QUESTION
When I see a lot of decisions I disagree with, I’m tempted to complain and gripe about people who challenge me (especially when I think I’m right). I know this doesn’t serve me, but how can I change my thinking?
ANSWER
Perpetual complaining is a bad habit. And, it’s contagious.—misery loves company. You start and others get on board, sometimes just to be part of the group. So watch yourself the next time you feel like complaining about something you disagree with. Are you building a coalition to unconstructively bring someone down?Try instead to constructively seek middle ground toward a solution.
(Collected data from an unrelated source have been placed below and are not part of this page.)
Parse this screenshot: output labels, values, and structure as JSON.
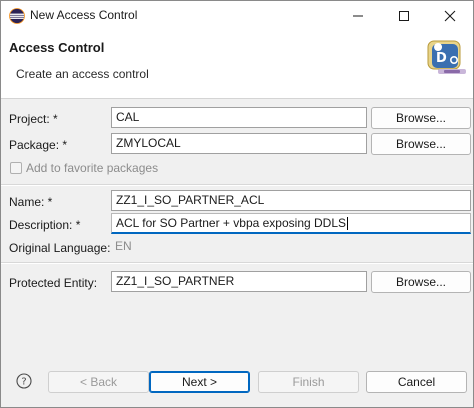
{
  "window": {
    "title": "New Access Control",
    "icon": "eclipse-icon"
  },
  "header": {
    "title": "Access Control",
    "description": "Create an access control",
    "icon": "access-control-wizard-icon"
  },
  "form": {
    "project_label": "Project: *",
    "project_value": "CAL",
    "package_label": "Package: *",
    "package_value": "ZMYLOCAL",
    "favorite_label": "Add to favorite packages",
    "favorite_checked": false,
    "name_label": "Name: *",
    "name_value": "ZZ1_I_SO_PARTNER_ACL",
    "description_label": "Description: *",
    "description_value": "ACL for SO Partner + vbpa exposing DDLS",
    "orig_lang_label": "Original Language:",
    "orig_lang_value": "EN",
    "protected_label": "Protected Entity:",
    "protected_value": "ZZ1_I_SO_PARTNER",
    "browse_label": "Browse..."
  },
  "footer": {
    "back_label": "< Back",
    "next_label": "Next >",
    "finish_label": "Finish",
    "cancel_label": "Cancel",
    "help_icon": "help-icon"
  }
}
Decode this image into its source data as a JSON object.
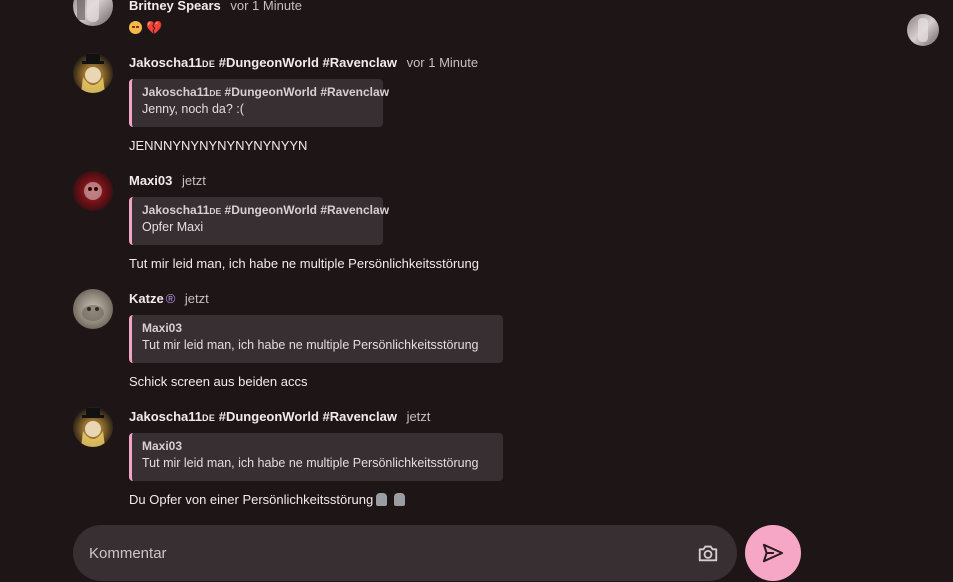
{
  "messages": [
    {
      "author": "Britney Spears",
      "author_suffix": "",
      "tags": "",
      "time": "vor 1 Minute",
      "quote": null,
      "body": ""
    },
    {
      "author": "Jakoscha11",
      "author_suffix": "DE",
      "tags": "#DungeonWorld #Ravenclaw",
      "time": "vor 1 Minute",
      "quote": {
        "author": "Jakoscha11",
        "author_suffix": "DE",
        "tags": "#DungeonWorld #Ravenclaw",
        "text": "Jenny, noch da? :("
      },
      "body": "JENNNYNYNYNYNYNYNYYN"
    },
    {
      "author": "Maxi03",
      "author_suffix": "",
      "tags": "",
      "time": "jetzt",
      "quote": {
        "author": "Jakoscha11",
        "author_suffix": "DE",
        "tags": "#DungeonWorld #Ravenclaw",
        "text": "Opfer Maxi"
      },
      "body": "Tut mir leid man, ich habe ne multiple Persönlichkeitsstörung"
    },
    {
      "author": "Katze",
      "author_suffix": "",
      "tags": "",
      "verified": "®",
      "time": "jetzt",
      "quote": {
        "author": "Maxi03",
        "author_suffix": "",
        "tags": "",
        "text": "Tut mir leid man, ich habe ne multiple Persönlichkeitsstörung"
      },
      "body": "Schick screen aus beiden accs"
    },
    {
      "author": "Jakoscha11",
      "author_suffix": "DE",
      "tags": "#DungeonWorld #Ravenclaw",
      "time": "jetzt",
      "quote": {
        "author": "Maxi03",
        "author_suffix": "",
        "tags": "",
        "text": "Tut mir leid man, ich habe ne multiple Persönlichkeitsstörung"
      },
      "body": "Du Opfer von einer Persönlichkeitsstörung"
    }
  ],
  "composer": {
    "placeholder": "Kommentar"
  },
  "colors": {
    "background": "#1e1517",
    "accent": "#f7a7c6",
    "quote_bg": "#372f32",
    "quote_bar": "#f2a4c4"
  },
  "icons": {
    "camera": "camera-icon",
    "send": "send-icon",
    "heart": "broken-heart-icon",
    "face": "sad-face-icon",
    "moai": "moai-icon"
  }
}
I probably spend more on food than a lot of people, and I feel good about the whole food chain I'm supporting when I'm doing it. But even I have to remind myself. I'm always complaining about the prices at the farmer's market. — Michael Pollan
Most of us are pretty darn lucky. Yet we still, somehow, find ways to complain. Complaining is, of course, short-sighted. It also presents a self-made roadblock toward our goals. But in our weakest moments, we still grumble, whine, and moan about challenging people or situations that confront us.
Changing your mindset from a can’t-happen, never-going-to-happen, shouldn’t-happen…to someone more grateful or creative takes practice.
Be a doer and not a taker. Think about how you want to contribute, create, and evolve ideas.
Take in the variety of talent around you. Of all the people who perform well and do it in a unique way, select a role model with a personality type similar to yours. There are parts of your make up that are genetically hard-wired and parts that you can change. Reflect on them and learn the difference. Any moment dwelling on the unchangeable is a moment wasted.
Observe, monitor, and limit your negativity. Seeing things as they should be is a good quality, but overused can be detrimental to progress—your own and everyone else’s. This doesn’t mean you can never have another negative thought or that negative thoughts never serve you. It is about avoiding a pattern of thinking that contributes to a holding back progress.
MORE THOUGHTS…
What we need to do is always lean into the future; when the world changes around you and when it changes against you - what used to be a tail wind is now a head wind - you have to lean into that and figure out what to do because complaining isn't a strategy. — Jeff Bezos
Discontent, blaming, complaining, self-pity cannot serve as a foundation for a good future, no matter how much effort you make. — Eckhart Tolle
You could write a song about some kind of emotional problem you are having, but it would not be a good song, in my eyes, until it went through a period of sensitivity to a moment of clarity. Without that moment of clarity to contribute to the song, it's just complaining. — Joni Mitchell
Be grateful for what you have and stop complaining - it bores everybody else, does you no good, and doesn't solve any problems. — Zig Ziglar
REMEMBER
Understanding first how lucky you are, to live where you live, work where you work, and have the problems to solve that you do, helps mitigate the initial urge to complain. From there, seeing a path toward a better outcome, a path toward insight can help you cultivate your critical thinking skills, rather than indulge your itch to complain. Complaining adds nothing but volume.
PUTTING IT INTO PRACTICE
Try to keep track of the times when you complain, either to someone else or to yourself. Is it a person, place, topic, time, or another issue that sets you off? While you’re at it, take note of the times you feel grateful. Do you spend more time on one or the other?
GETTING REAL
Talk to a friend or trusted colleague about the emotional costs of complaining. If you complain more than you wish you did, talk about ways that you can shut your personal complaint factory for good.
FOR REFLECTION
If you keep a journal for your own development, list the ways you can complain less and do more.